Friday, January 2, 2015

Breakfast casserole method

I like to make a breakfast casserole at least once a week. Pretty much a giant fritatta. We can eat it for a couple days and the babies love to eat them for lunch or dinner. They are a great use up of any meats or veggies you already have. I love to put one diced sweet potato and diced onion in almost every one I make. Some of my favorite ingredient options include: sweet potato, onion, spinach, mushrooms, zucchini, kale, bell peppers, tomatoes, bacon, hot links, sausage, (you could do chicken but I'm still not a chicken for breakfast person, maybe one day). I always add some spice to it. Salt and pepper are a must. I also like sage, chili flakes and rosemary depending on the veggie/meat combo.

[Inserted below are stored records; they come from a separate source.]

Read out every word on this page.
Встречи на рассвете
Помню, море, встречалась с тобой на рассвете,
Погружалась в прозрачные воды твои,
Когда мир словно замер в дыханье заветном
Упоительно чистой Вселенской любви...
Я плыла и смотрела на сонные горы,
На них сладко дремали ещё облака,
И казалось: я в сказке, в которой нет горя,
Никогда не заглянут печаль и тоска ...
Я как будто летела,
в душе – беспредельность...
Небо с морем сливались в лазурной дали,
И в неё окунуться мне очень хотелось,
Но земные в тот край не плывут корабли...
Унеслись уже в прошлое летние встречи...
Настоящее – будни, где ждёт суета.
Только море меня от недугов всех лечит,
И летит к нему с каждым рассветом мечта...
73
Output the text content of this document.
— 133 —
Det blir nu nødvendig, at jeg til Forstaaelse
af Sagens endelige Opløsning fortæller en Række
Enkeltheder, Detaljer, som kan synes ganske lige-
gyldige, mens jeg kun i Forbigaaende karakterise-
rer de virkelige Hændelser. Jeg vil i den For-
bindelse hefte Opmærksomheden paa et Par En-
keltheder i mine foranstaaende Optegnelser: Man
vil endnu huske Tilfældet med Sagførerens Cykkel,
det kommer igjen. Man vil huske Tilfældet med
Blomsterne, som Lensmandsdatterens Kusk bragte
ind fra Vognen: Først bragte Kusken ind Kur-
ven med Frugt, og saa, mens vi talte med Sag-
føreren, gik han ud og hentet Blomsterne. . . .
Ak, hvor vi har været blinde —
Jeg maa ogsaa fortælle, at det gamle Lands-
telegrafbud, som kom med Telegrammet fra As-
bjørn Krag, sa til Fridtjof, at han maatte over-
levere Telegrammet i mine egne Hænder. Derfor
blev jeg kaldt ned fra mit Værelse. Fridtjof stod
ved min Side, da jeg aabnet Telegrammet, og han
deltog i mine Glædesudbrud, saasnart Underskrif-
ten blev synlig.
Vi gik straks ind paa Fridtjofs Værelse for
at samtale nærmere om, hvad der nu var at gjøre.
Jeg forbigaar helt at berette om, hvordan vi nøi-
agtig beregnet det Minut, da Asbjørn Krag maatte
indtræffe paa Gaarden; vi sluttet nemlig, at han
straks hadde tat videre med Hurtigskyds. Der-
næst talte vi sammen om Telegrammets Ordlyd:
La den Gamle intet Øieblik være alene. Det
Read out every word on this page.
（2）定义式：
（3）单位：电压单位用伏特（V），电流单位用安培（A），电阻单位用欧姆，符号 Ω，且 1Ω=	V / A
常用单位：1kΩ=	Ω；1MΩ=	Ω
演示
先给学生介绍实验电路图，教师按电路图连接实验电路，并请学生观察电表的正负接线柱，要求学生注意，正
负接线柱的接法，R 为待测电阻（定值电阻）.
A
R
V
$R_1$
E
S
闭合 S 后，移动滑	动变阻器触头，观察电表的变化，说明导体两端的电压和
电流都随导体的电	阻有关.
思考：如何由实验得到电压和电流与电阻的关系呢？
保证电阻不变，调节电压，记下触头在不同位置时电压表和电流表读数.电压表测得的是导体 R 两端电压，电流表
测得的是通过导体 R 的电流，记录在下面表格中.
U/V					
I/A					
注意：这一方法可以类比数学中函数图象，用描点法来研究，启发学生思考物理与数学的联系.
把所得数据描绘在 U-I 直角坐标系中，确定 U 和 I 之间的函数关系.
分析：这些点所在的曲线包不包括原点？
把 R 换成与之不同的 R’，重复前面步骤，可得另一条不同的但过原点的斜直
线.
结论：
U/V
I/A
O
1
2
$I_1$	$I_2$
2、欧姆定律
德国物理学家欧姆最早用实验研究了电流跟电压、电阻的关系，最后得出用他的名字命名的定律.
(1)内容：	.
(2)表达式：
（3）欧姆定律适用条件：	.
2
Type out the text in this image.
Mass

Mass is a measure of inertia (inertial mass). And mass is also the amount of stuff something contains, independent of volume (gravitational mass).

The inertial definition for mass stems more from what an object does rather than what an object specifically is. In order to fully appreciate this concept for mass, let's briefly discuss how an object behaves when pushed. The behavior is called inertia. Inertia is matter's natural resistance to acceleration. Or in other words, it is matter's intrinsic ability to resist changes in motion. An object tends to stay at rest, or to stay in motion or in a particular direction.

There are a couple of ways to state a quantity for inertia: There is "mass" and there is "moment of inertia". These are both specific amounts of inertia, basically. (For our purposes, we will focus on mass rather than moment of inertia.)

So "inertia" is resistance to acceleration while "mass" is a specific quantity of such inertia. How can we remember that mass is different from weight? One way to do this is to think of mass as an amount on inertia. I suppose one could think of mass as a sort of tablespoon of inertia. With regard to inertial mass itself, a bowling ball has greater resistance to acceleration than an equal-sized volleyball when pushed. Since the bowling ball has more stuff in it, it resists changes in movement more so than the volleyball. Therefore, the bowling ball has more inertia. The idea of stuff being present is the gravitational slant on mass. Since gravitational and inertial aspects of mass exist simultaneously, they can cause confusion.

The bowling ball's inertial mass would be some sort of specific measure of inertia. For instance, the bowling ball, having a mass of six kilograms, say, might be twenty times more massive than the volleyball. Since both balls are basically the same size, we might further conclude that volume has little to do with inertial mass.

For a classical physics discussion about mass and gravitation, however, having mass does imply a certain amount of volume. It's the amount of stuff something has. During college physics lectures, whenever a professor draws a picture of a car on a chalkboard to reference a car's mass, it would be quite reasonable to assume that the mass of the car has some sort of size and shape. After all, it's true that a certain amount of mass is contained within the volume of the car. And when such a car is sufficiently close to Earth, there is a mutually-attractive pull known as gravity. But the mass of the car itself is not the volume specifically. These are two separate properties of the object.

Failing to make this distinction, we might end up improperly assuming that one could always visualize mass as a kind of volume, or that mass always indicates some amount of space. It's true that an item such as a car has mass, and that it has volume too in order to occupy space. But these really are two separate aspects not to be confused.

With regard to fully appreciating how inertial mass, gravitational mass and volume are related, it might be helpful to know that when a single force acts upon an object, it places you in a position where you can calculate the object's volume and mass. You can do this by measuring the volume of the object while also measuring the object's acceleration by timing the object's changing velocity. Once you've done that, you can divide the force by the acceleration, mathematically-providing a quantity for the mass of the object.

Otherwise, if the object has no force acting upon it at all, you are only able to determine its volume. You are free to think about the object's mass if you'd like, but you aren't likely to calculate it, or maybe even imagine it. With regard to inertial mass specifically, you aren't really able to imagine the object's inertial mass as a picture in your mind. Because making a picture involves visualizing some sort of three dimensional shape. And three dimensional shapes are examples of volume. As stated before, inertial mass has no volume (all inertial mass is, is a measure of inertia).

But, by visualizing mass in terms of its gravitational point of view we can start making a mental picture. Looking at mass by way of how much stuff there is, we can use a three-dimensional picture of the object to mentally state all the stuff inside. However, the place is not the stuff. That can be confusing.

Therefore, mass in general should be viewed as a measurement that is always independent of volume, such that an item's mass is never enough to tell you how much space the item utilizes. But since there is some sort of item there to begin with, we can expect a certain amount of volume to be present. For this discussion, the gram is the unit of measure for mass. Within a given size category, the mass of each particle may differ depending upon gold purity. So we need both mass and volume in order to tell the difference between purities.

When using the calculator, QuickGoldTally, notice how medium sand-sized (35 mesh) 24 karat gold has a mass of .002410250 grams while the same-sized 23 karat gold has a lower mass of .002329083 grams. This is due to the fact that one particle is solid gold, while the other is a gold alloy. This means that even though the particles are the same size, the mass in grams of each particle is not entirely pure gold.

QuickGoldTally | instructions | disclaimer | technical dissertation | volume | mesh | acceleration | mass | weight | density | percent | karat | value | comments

Here's the basic method with the ingredients I happened to use today but mix it up to what you have on hand.

Ingredients:
1 sweet potato peeled and diced
1 onion diced
2 hot link sausages
1/2 tsp dried sage
8 eggs beaten (When serving this, I like to cut it into 8 slices -Yeah I'm crazy like that and it helps me with serving sizes)
S and P

1. Preheat oven to 350. Saute diced veggie, meats and spices until veggies are just soft and meat is slightly browned. It will all cook a little more in the oven.
2. Grease a 13 x 9 casserole with coconut oil.
3. Place veggie/meat mixture in the greased pan.
4. Pour beaten eggs on top and mix around until everything is evenly distributed and mixed well.
5. Bake in oven at 350 for about 20 minutes or until eggs are set.

Tastes great room temp and reheats well. Do it do it!!!